Маленький Джон родился с серебряной ложкой во рту[1], довольно большом и подвижном. Он ни разу не слышал, чтобы его отец и мать говорили сердитым голосом друг с другом, с ним или с кем бы то ни было; у конюха Боба, кухарки Джэйн, Бэллы и остальной прислуги, даже у «Да», которая одна только и сдерживала его порывы, — у всех делались особенные голоса, когда они разговаривали с ним. И поэтому у него сложилось представление, что во всём мире царит совершенная и постоянная вежливость и свобода.
Родившись в 1901 году, Джон дорос до сознательного возраста, когда его страна, только что перенёсшая бурскую войну, как серьёзную форму скарлатины, готовилась к периоду возрождения либерализма. Строгость была не в моде, родители носились с высокими идеями — дать своим отпрыскам счастливое детство. Они забросили розги, жалели своих детей и с восторгом предвкушали результаты. И, помимо этого, маленький Джон поступил мудро и правильно, выбрав себе в отцы приятного человека пятидесяти двух лет, уже потерявшего единственного сына, а в матери — тридцативосьмилетнюю женщину, первым и единственным ребёнком которой он был. Стать помесью болонки и маленького педанта ему помешало обожание, с которым его отец относился к его матери, так как даже маленький Джон понимал, что она не только его мать и что в сердце отца он играет вторую скрипку. Какое место ему отведено в сердце матери, он ещё не знал. Что касается тёти Джун, его сводной сестры (но до того старой, что она уже не годилась в сёстры), она любила его, конечно, но была слишком порывиста. В верной «Да» было много спартанского. Купали его в холодной воде, водили с голыми коленками; хныкать и жалеть самого себя не разрешали. Что же касается щекотливого вопроса о его образовании, то маленький Джон был сторонником теории, что к детям не следует применять насилие. Он не возражал против мадемуазель, которая приходила каждое утро на два часа учить его своему языку, а заодно истории, географии и арифметике; уроки рояля, которые давала ему мать, тоже не были неприятны: она умела незаметно вести его от одной мелодии к другой, никогда не заставляя повторять ту, которая ему не нравилась, так что у него не пропадала охота приучать свои пальцы к повиновению. Под руководством отца он учился рисовать свинок и других животных. Он был не очень образованным мальчиком. Но в общем серебряная ложка оставалась у него во рту и не портила его, хотя «Да» иногда говорила, что общество других детей пошло бы ему «очень даже на пользу».
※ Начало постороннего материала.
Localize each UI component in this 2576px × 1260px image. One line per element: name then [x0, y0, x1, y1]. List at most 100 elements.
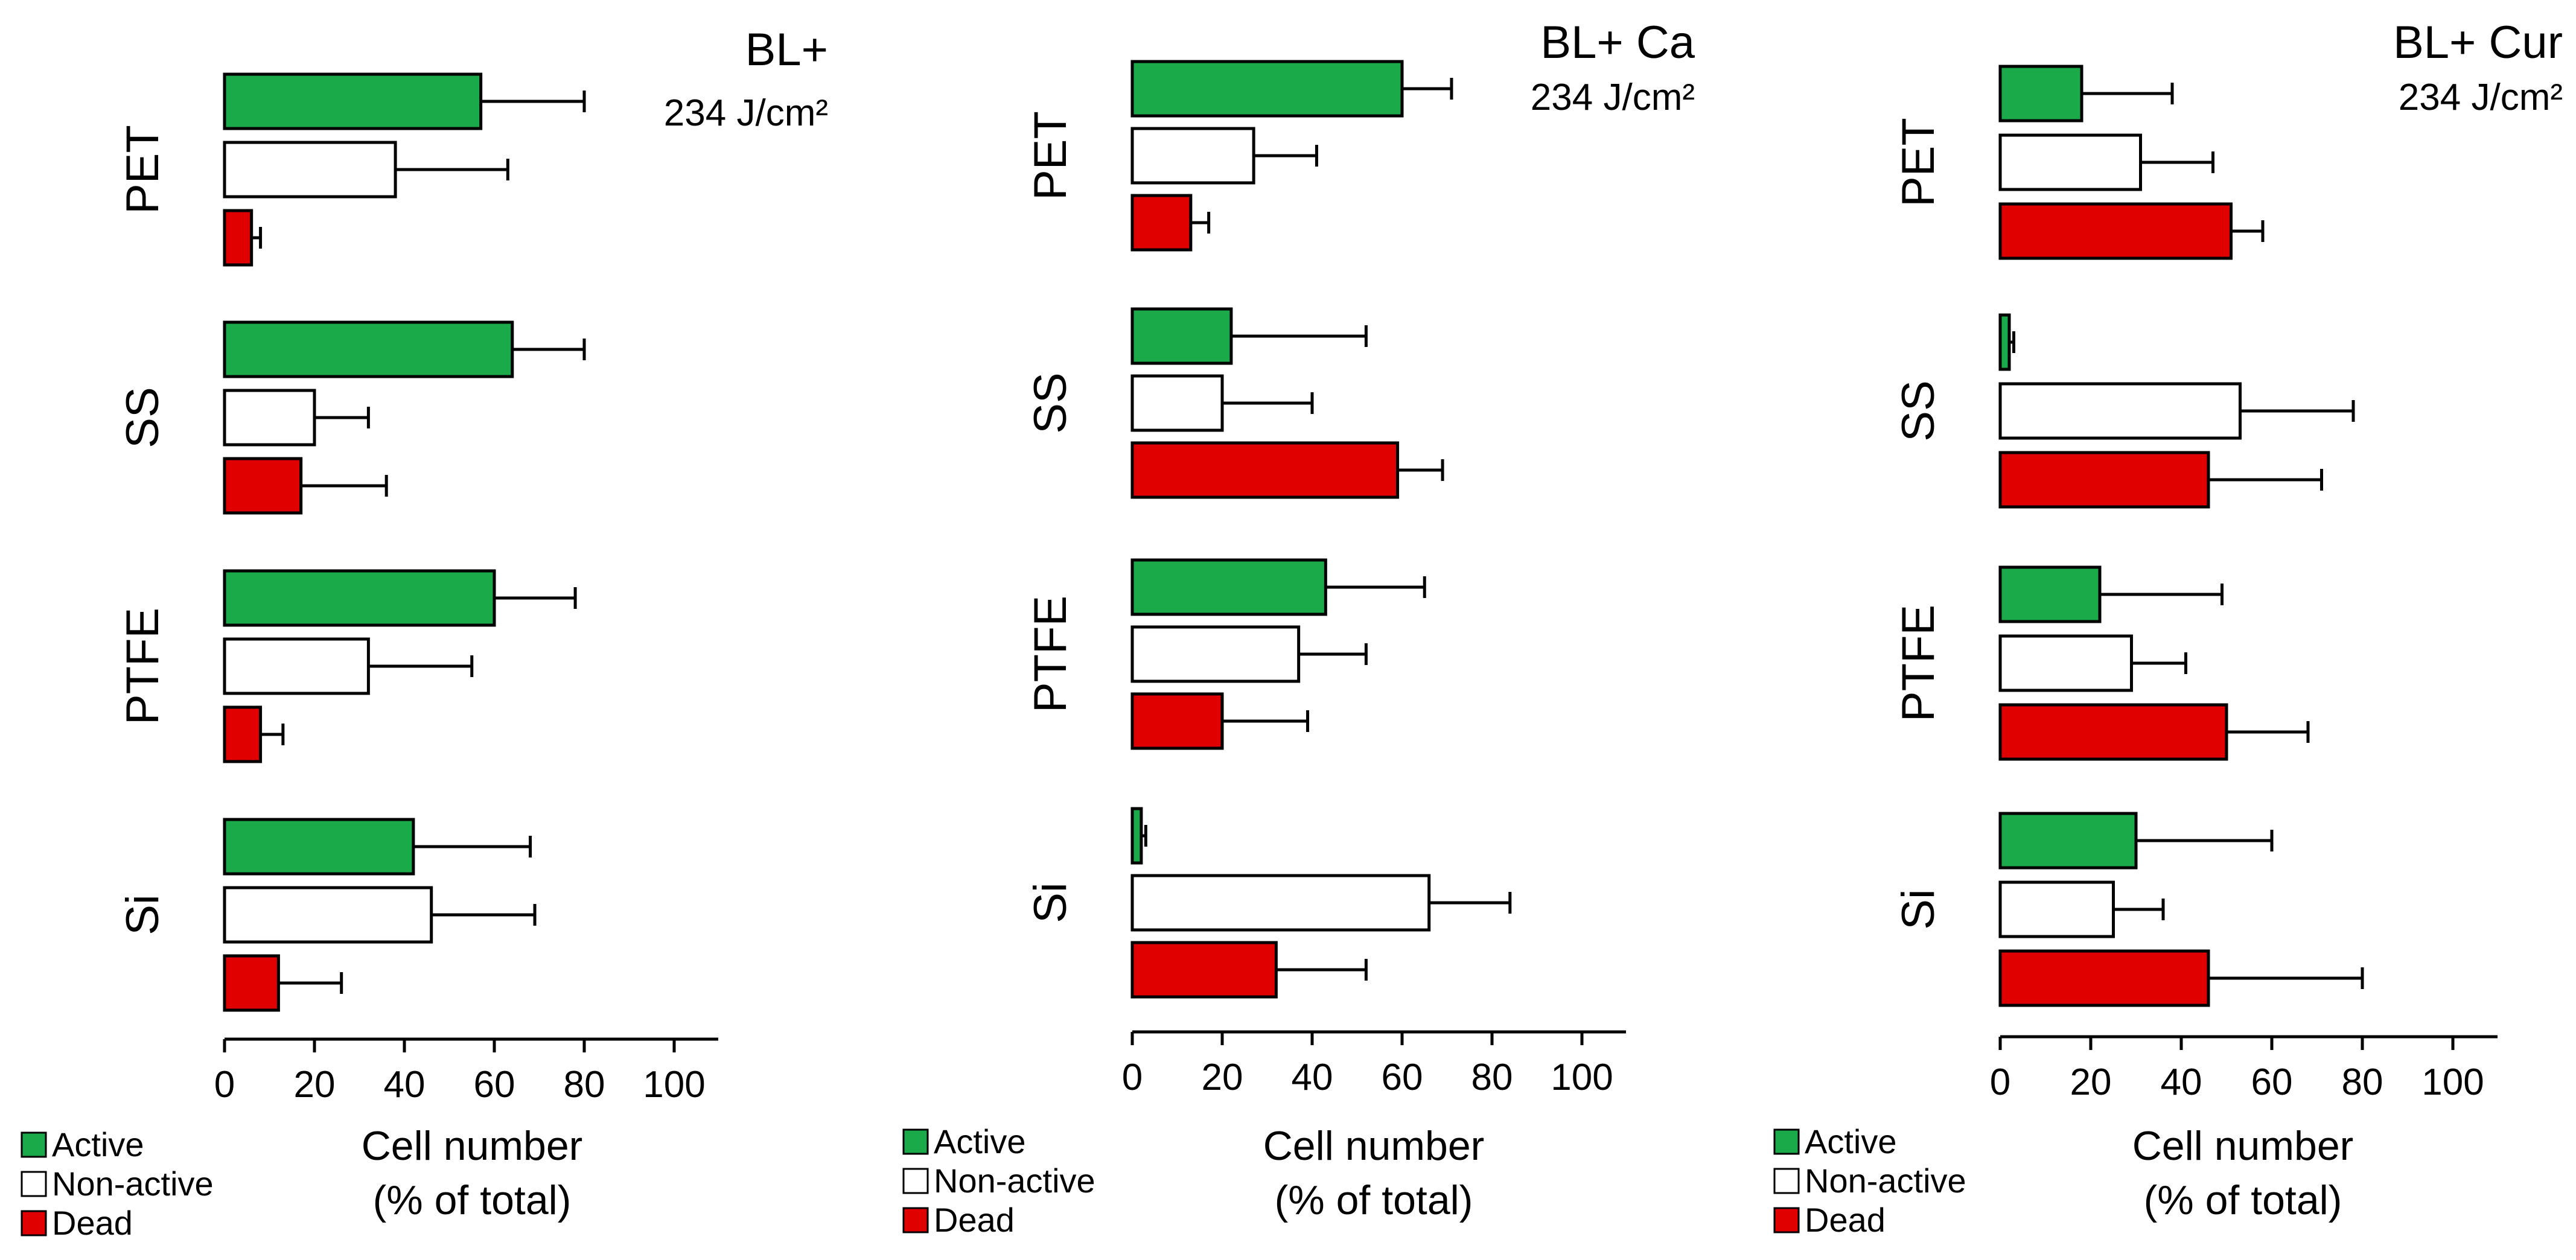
bar-si-active: [1998, 812, 2138, 870]
category-label-si: Si: [117, 894, 168, 935]
panel-2-xlabel2: (% of total): [1275, 1177, 1473, 1223]
bar-ss-active: [223, 320, 514, 378]
x-tick-label: 0: [1990, 1061, 2010, 1103]
legend-label-active: Active: [934, 1122, 1026, 1160]
x-tick-label: 0: [1122, 1057, 1143, 1098]
bar-pet-non-active: [1998, 133, 2142, 191]
x-tick-label: 100: [1551, 1057, 1613, 1098]
panel-1-plot: PET SS PTFE Si 0 20 40 60 80 100: [117, 72, 718, 1106]
x-tick-label: 20: [294, 1064, 336, 1106]
bar-si-non-active: [223, 886, 433, 944]
legend-swatch-non-active: [902, 1168, 929, 1194]
panel-2-title: BL+ Ca: [1540, 17, 1695, 68]
legend-label-non-active: Non-active: [52, 1165, 214, 1203]
legend-label-non-active: Non-active: [934, 1162, 1095, 1200]
panel-3-xlabel: Cell number: [2132, 1123, 2354, 1169]
legend-label-active: Active: [1805, 1122, 1897, 1160]
bar-pet-active: [223, 72, 483, 130]
bar-ss-non-active: [223, 389, 316, 447]
category-label-pet: PET: [1025, 111, 1076, 200]
legend-swatch-dead: [902, 1207, 929, 1233]
bar-pet-non-active: [1130, 127, 1255, 185]
bar-ss-active: [1130, 307, 1233, 365]
panel-2-legend: Active Non-active Dead: [902, 1122, 1095, 1239]
legend-swatch-active: [1773, 1128, 1800, 1155]
bar-ss-active: [1998, 313, 2011, 371]
bar-si-non-active: [1998, 880, 2115, 938]
legend-swatch-dead: [1773, 1207, 1800, 1233]
bar-ptfe-dead: [223, 705, 263, 763]
x-tick-label: 100: [2421, 1061, 2484, 1103]
bar-ss-dead: [1998, 451, 2210, 509]
panel-3-subtitle: 234 J/cm²: [2399, 77, 2563, 118]
bar-pet-active: [1998, 65, 2083, 122]
category-label-ptfe: PTFE: [117, 608, 168, 725]
x-tick-label: 0: [214, 1064, 235, 1106]
x-tick-label: 40: [384, 1064, 426, 1106]
x-tick-label: 60: [2251, 1061, 2293, 1103]
panel-1-title: BL+: [745, 24, 828, 75]
legend-label-dead: Dead: [1805, 1201, 1886, 1239]
bar-ss-non-active: [1130, 374, 1224, 432]
x-tick-label: 100: [643, 1064, 705, 1106]
legend-label-non-active: Non-active: [1805, 1162, 1966, 1200]
bar-ptfe-active: [1130, 558, 1327, 616]
bar-ptfe-dead: [1130, 692, 1224, 750]
bar-pet-non-active: [223, 141, 397, 199]
bar-si-active: [1130, 807, 1143, 865]
bar-ss-dead: [223, 457, 303, 515]
panel-1-legend: Active Non-active Dead: [21, 1125, 214, 1242]
category-label-si: Si: [1025, 882, 1076, 923]
panel-3-xlabel2: (% of total): [2144, 1177, 2342, 1223]
x-tick-label: 20: [2070, 1061, 2112, 1103]
panel-2-xlabel: Cell number: [1263, 1123, 1485, 1169]
panel-3-plot: PET SS PTFE Si 0 20 40 60 80 100: [1893, 65, 2498, 1103]
category-label-si: Si: [1893, 889, 1944, 930]
x-tick-label: 60: [474, 1064, 515, 1106]
panel-2-plot: PET SS PTFE Si 0 20 40 60 80 100: [1025, 60, 1626, 1098]
x-tick-label: 40: [1292, 1057, 1333, 1098]
bar-ptfe-dead: [1998, 703, 2228, 761]
x-tick-label: 60: [1382, 1057, 1423, 1098]
bar-si-dead: [223, 954, 280, 1012]
bar-ptfe-active: [1998, 565, 2102, 623]
bar-ptfe-non-active: [1998, 634, 2133, 692]
panel-3: BL+ Cur 234 J/cm² PET SS PTFE Si 0 20 40 60 80 10…: [1773, 17, 2563, 1239]
x-tick-label: 40: [2161, 1061, 2202, 1103]
bar-si-dead: [1130, 941, 1278, 999]
bar-si-dead: [1998, 949, 2210, 1007]
panel-3-title: BL+ Cur: [2393, 17, 2563, 68]
x-tick-label: 80: [1471, 1057, 1513, 1098]
category-label-ss: SS: [117, 387, 168, 448]
category-label-ptfe: PTFE: [1025, 596, 1076, 713]
legend-swatch-dead: [21, 1210, 47, 1236]
bar-pet-dead: [223, 209, 253, 267]
legend-label-active: Active: [52, 1125, 144, 1163]
legend-label-dead: Dead: [934, 1201, 1015, 1239]
x-tick-label: 20: [1202, 1057, 1243, 1098]
legend-swatch-active: [902, 1128, 929, 1155]
legend-swatch-active: [21, 1131, 47, 1158]
bar-ptfe-non-active: [1130, 625, 1301, 683]
category-label-pet: PET: [117, 125, 168, 214]
panel-1-xlabel: Cell number: [362, 1123, 583, 1169]
category-label-ss: SS: [1893, 380, 1944, 441]
bar-ss-non-active: [1998, 382, 2242, 440]
x-tick-label: 80: [564, 1064, 605, 1106]
bar-pet-active: [1130, 60, 1404, 118]
bar-ss-dead: [1130, 441, 1400, 499]
legend-swatch-non-active: [21, 1171, 47, 1197]
bar-pet-dead: [1130, 194, 1193, 252]
bar-ptfe-active: [223, 569, 496, 627]
bar-si-non-active: [1130, 874, 1431, 932]
panel-1: BL+ 234 J/cm² PET SS PTFE Si 0 20 40 60 80 100 Ce…: [21, 24, 828, 1242]
panel-3-legend: Active Non-active Dead: [1773, 1122, 1966, 1239]
panel-1-subtitle: 234 J/cm²: [664, 92, 828, 134]
category-label-pet: PET: [1893, 118, 1944, 207]
category-label-ptfe: PTFE: [1893, 605, 1944, 722]
legend-swatch-non-active: [1773, 1168, 1800, 1194]
panel-2-subtitle: 234 J/cm²: [1531, 77, 1695, 118]
legend-label-dead: Dead: [52, 1204, 133, 1242]
x-tick-label: 80: [2342, 1061, 2383, 1103]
И вот, в семь лет, он испытал горькое разочарование, когда она силой заставила его лежать на спине в наказание за что-то, ей не угодное. Это первое вмешательство в личную свободу Форсайта привело его чуть не в бешенство. Было что-то потрясающее в полной беспомощности такого положения и в неуверенности, наступит ли когда-нибудь конец. А вдруг она никогда больше не даст ему встать? В течение пятидесяти секунд он во весь голос переживал эту муку. И что хуже всего — он увидел, что «Да» потребовалось так много времени, чтобы понять, какой мучительный страх он испытывал. В таком страшном образе открылась ему бедность человеческого воображения. Когда ему позволили встать, он остался при убеждении, что «Да» совершила ужасный поступок. Хоть ему и не хотелось на неё жаловаться, но из боязни, что это повторится, ему пришлось пойти к матери и сказать:
— Мам, не вели больше «Да» класть меня на спину.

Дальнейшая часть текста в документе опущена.